Rachel Levin, executive director of The Hearthland Foundation, noted that as storytellers themselves, Spielberg and Capshaw recognize the potency of storytelling and have supported Isay’s work in StoryCorps for two decades. The USC Shoah Foundation, which Spielberg established in 1994, has worked to preserve the stories of Holocaust survivors and witnesses.

“Storytelling is key because you’re helping to humanize the other,” Levin said. “We live in such silos in our country. There’s something about hearing somebody else’s story, especially in audio.
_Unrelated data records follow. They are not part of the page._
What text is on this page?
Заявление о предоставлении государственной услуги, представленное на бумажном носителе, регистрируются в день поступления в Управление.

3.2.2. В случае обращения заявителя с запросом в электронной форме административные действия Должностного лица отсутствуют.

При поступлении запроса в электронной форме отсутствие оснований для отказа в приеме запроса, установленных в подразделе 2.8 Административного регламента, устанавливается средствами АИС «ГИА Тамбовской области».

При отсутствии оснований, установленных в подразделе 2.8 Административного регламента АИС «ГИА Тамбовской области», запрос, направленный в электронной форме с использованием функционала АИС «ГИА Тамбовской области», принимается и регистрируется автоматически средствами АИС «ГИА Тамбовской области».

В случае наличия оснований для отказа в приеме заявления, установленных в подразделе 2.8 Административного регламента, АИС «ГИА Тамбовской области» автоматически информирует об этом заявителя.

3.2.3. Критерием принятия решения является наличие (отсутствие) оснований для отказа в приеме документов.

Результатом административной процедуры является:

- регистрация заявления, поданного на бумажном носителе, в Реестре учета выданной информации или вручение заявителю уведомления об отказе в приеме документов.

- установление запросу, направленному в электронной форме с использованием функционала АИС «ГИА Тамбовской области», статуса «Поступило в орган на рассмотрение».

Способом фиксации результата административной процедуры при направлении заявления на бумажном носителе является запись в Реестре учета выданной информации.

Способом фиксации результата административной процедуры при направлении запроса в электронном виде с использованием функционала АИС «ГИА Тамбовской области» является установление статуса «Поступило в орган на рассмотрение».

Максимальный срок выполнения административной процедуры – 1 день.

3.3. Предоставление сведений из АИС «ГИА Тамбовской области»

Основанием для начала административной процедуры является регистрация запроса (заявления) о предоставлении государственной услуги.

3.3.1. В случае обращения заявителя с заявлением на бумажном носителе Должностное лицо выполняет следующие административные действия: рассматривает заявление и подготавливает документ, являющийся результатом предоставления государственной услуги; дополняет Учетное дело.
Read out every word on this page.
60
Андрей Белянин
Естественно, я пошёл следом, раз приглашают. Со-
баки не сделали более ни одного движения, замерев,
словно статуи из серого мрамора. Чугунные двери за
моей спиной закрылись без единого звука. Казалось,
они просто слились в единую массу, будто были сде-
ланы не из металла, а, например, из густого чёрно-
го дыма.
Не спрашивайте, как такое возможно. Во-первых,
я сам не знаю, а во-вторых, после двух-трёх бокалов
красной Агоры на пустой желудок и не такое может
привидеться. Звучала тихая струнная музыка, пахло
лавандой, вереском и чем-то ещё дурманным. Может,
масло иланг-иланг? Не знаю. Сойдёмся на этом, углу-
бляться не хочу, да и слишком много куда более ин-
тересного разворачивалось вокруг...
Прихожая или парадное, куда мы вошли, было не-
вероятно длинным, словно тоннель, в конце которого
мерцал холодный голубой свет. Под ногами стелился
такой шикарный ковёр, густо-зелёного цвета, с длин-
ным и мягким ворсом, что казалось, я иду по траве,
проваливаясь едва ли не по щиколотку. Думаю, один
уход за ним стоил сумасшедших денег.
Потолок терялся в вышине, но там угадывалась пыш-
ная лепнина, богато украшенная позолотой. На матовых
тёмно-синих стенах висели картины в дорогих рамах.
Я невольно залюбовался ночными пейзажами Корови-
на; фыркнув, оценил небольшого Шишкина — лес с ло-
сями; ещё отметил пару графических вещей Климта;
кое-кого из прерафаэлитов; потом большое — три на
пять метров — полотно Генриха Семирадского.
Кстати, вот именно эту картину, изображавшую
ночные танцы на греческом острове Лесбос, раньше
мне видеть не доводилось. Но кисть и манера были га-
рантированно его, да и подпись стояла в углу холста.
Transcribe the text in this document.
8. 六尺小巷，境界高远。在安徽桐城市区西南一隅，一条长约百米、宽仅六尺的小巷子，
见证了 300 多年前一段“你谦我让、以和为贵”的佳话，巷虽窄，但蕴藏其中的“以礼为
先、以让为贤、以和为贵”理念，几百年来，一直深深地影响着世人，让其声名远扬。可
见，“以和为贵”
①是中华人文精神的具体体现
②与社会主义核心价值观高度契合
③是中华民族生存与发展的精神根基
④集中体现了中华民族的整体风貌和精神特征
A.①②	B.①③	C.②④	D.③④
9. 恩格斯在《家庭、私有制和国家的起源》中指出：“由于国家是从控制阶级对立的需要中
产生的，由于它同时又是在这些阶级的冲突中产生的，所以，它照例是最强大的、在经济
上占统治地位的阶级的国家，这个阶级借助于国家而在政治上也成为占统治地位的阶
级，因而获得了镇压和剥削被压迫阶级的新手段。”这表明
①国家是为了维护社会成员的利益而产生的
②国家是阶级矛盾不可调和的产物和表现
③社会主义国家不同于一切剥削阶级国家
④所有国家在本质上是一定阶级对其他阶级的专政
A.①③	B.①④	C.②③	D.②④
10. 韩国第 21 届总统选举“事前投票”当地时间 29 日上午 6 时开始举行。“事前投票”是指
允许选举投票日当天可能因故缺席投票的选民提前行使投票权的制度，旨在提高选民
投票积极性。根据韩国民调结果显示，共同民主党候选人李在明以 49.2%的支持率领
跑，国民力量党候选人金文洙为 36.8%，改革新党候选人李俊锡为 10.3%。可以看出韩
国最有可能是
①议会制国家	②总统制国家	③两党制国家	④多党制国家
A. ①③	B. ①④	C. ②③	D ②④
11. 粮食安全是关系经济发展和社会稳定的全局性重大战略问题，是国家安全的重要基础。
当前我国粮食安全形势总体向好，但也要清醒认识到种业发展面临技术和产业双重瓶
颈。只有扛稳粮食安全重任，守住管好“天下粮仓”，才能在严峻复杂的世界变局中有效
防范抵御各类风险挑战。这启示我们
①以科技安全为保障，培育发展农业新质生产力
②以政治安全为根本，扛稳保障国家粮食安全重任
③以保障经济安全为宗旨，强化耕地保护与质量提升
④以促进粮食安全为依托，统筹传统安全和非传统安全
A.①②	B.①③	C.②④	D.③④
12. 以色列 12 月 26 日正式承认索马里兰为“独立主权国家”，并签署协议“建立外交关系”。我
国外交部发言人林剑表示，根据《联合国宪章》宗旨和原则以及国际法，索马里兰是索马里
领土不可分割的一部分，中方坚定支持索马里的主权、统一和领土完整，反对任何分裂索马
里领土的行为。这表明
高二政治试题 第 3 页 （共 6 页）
There’s something so intimate about that.”

“People need to know each other,” Levin added. “They need to understand each other’s experiences, their perspectives and One Small Step is helping that happen.”

Likewise, Ruger said it’s important for philanthropic groups to model the kind of partnerships they want to see in society.

“Innovation is the bottom line,” she said. “And innovations require intellectual challenges and diversity.”

Heidi Arthur, The Ad Council’s chief campaign development officer, said One Small Step matches her group’s Love Has No Labels campaign, which manages to “take the most divisive moments in our country and bring people messages of unity and hope around inclusion.” That campaign, launched in 2015, has included recent commercials addressing the rising number of anti-Asian hate crimes during the pandemic.

“There’s no silver bullet,” Arthur said. “But, you know, a lot of meaningful actions can add up to a real seismic shift in how people relate to each other.”

One Small Step was initially meant to be done face-to-face, with plans to take it online in 2023. But Isay said the pandemic changed that. Last April, with the help of communications platform Vonage, which donated $1 million in bandwidth to the project, One Small Step was up-and-running digitally.

“Remote interviews in some ways are more effective than face-to-face interviews because you don’t have to worry about geography,” Isay said. “These are still strangers coming together, and people just feel a little bit safer digitally.”

That feeling of safety may be a key to its success.

“There’s a place for shouting, but there’s also a place for whispering in people’s ears,” Isay said. “Change can happen that way, too. We’re hopeful that we’ll be able to help the country take one small step back from this abyss that we’re standing at right now.”